I am just starting to try and teach myself Prolog, using both Seven Languages in Seven Weeks and Learn Prolog Now! and I ran into something confusing. On day one of SLSW it presents the following knowledge base:
cat(lion).
cat(tiger).
dorothy(X,Y,Z):- X = lion, Y = tiger, Z = bear.
twin_cats(X,Y):- cat(X), cat(Y).
which when queried with twin_cats(X,Y).
it produces all of the possibilities for two cats, including X = lion, Y = lion
and X = tiger, Y = tiger
. Messing around I was trying to add a goal to the twin_cats(X,Y)
rule so that it would only report two, distinct cats. At first I tried
cat(lion).
cat(tiger).
dorothy(X,Y,Z):- X = lion, Y = tiger, Z = bear.
twin_cats(X,Y):- \+(X = Y), cat(X), cat(Y).
To which Prolog responded no
to twin_cats(X,Y).
However, when i just switched the order of the goals to
cat(lion).
cat(tiger).
dorothy(X,Y,Z):- X = lion, Y = tiger, Z = bear.
twin_cats(X,Y):- cat(X), cat(Y), \+(X = Y).
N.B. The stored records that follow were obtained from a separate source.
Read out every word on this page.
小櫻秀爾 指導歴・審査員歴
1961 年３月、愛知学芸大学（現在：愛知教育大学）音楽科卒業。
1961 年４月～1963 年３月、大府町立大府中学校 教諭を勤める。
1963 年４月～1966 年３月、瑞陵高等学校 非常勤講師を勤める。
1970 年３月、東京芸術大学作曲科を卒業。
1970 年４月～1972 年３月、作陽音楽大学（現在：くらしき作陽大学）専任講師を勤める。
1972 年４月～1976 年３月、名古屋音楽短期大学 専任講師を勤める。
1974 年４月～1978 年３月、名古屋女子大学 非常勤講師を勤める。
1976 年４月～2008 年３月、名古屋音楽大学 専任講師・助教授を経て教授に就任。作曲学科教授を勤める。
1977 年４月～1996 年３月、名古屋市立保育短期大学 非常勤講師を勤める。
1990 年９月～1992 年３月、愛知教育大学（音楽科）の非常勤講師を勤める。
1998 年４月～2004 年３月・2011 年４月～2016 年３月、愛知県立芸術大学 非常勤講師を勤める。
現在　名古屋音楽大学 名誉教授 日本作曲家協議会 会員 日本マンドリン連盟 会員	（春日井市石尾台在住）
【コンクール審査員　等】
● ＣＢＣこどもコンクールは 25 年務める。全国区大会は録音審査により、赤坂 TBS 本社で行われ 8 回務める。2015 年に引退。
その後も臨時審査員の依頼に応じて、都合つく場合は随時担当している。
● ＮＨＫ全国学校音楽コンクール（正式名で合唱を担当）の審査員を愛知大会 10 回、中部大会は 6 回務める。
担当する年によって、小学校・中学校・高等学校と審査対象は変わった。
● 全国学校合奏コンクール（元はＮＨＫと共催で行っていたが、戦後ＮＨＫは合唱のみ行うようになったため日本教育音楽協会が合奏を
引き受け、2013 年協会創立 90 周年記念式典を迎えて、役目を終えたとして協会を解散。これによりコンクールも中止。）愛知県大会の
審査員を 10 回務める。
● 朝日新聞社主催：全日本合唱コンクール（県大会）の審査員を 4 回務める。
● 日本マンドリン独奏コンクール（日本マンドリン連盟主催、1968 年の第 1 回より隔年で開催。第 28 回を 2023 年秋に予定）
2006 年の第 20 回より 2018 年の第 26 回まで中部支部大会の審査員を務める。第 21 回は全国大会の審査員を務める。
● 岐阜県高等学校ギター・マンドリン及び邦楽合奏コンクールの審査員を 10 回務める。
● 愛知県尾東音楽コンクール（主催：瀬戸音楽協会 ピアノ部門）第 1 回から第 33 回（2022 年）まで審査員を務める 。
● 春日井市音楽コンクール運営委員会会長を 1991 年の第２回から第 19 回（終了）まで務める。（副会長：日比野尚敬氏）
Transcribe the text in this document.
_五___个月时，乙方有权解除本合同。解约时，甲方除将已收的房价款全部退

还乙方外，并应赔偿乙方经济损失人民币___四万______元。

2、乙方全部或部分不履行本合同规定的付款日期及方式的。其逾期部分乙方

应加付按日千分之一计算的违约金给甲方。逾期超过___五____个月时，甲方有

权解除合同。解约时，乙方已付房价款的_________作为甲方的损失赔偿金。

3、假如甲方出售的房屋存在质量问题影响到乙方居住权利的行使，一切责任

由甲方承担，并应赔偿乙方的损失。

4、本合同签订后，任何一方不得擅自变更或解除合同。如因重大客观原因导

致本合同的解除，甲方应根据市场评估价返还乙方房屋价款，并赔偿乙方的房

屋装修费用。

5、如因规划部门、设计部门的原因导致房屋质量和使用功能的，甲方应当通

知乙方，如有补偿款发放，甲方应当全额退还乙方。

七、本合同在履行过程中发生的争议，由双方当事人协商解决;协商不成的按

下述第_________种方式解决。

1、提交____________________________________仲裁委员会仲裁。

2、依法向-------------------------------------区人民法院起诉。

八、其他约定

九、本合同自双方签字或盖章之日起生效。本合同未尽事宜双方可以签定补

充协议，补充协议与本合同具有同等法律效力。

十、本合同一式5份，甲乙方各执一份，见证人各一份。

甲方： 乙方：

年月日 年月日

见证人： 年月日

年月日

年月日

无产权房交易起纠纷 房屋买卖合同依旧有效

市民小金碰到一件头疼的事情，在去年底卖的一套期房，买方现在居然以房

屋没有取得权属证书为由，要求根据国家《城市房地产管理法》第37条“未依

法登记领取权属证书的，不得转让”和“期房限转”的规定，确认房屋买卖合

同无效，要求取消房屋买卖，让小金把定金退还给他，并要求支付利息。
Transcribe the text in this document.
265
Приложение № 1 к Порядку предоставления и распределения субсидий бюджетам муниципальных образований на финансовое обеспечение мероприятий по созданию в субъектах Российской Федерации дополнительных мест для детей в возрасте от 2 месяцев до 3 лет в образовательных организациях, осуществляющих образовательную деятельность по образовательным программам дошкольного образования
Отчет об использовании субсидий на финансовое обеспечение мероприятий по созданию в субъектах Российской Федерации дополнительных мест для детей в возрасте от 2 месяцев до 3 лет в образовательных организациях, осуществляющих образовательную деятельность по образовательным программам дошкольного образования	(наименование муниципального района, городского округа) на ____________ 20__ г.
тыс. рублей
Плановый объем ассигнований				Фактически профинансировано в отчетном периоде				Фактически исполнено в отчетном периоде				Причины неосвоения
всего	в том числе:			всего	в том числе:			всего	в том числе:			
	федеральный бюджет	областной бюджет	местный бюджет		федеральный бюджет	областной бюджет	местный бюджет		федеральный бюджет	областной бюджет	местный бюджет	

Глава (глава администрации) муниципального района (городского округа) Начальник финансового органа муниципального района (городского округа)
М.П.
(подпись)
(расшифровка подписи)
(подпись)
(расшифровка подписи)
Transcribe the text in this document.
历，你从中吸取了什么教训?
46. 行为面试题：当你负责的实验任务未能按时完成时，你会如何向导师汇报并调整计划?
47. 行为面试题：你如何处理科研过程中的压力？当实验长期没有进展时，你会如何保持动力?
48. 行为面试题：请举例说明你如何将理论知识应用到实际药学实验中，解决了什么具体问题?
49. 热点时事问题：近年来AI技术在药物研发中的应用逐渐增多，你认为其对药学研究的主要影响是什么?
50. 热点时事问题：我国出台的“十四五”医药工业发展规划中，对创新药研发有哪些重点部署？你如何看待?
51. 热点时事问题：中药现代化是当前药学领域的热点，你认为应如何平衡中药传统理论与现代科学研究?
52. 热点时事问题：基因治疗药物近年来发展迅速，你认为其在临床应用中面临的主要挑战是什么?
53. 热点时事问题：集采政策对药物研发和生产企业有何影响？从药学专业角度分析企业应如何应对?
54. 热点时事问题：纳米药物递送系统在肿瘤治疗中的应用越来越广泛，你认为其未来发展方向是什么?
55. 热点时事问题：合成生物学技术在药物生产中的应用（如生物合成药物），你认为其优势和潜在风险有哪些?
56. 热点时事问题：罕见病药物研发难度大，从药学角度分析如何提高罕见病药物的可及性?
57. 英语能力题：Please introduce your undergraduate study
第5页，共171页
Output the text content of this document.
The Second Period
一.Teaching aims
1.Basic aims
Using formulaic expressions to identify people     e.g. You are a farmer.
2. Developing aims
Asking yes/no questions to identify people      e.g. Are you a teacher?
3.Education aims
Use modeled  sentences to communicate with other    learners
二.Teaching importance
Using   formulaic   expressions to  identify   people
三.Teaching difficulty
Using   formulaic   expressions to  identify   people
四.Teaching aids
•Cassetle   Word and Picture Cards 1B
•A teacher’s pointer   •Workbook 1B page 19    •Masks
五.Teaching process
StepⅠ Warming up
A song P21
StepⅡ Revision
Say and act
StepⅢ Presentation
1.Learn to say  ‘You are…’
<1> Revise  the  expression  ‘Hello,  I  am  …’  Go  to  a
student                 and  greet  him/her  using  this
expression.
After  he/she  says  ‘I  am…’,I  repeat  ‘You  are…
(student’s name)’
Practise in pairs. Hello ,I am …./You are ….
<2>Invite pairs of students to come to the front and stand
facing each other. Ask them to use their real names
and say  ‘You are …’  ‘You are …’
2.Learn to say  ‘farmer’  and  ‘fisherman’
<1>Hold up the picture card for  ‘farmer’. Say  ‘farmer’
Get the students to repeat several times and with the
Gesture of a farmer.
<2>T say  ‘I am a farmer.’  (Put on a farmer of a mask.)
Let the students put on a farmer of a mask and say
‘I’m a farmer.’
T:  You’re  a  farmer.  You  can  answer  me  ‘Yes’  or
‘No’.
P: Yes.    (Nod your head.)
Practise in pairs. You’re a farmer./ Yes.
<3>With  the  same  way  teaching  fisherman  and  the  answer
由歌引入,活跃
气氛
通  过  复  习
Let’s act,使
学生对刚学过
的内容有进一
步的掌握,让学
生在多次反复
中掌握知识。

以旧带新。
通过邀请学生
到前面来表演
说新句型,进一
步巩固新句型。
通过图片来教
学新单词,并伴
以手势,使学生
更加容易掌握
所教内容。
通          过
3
Prolog now gives me what I was looking for, two answers X = lion, Y = tiger
and X = tiger, Y = lion
.
So this is my question, is there some inherent ordering in the way that Prolog unifies variables? It would seem there is because the order of the goals (even though they are all seperated by and
) changes the outcome of the query. In the second, working KB, i think I know how it is unifying. First it unifies for a cat(X)
then cat(Y)
then checks if they are the same. If they are it moves onto the next combo, etc, until there are no combos left and report the two cases that passed all three goals. But for the first KB, when it checks if X = Y
first, shouldn't this goal be true because the variables haven't been unified yet?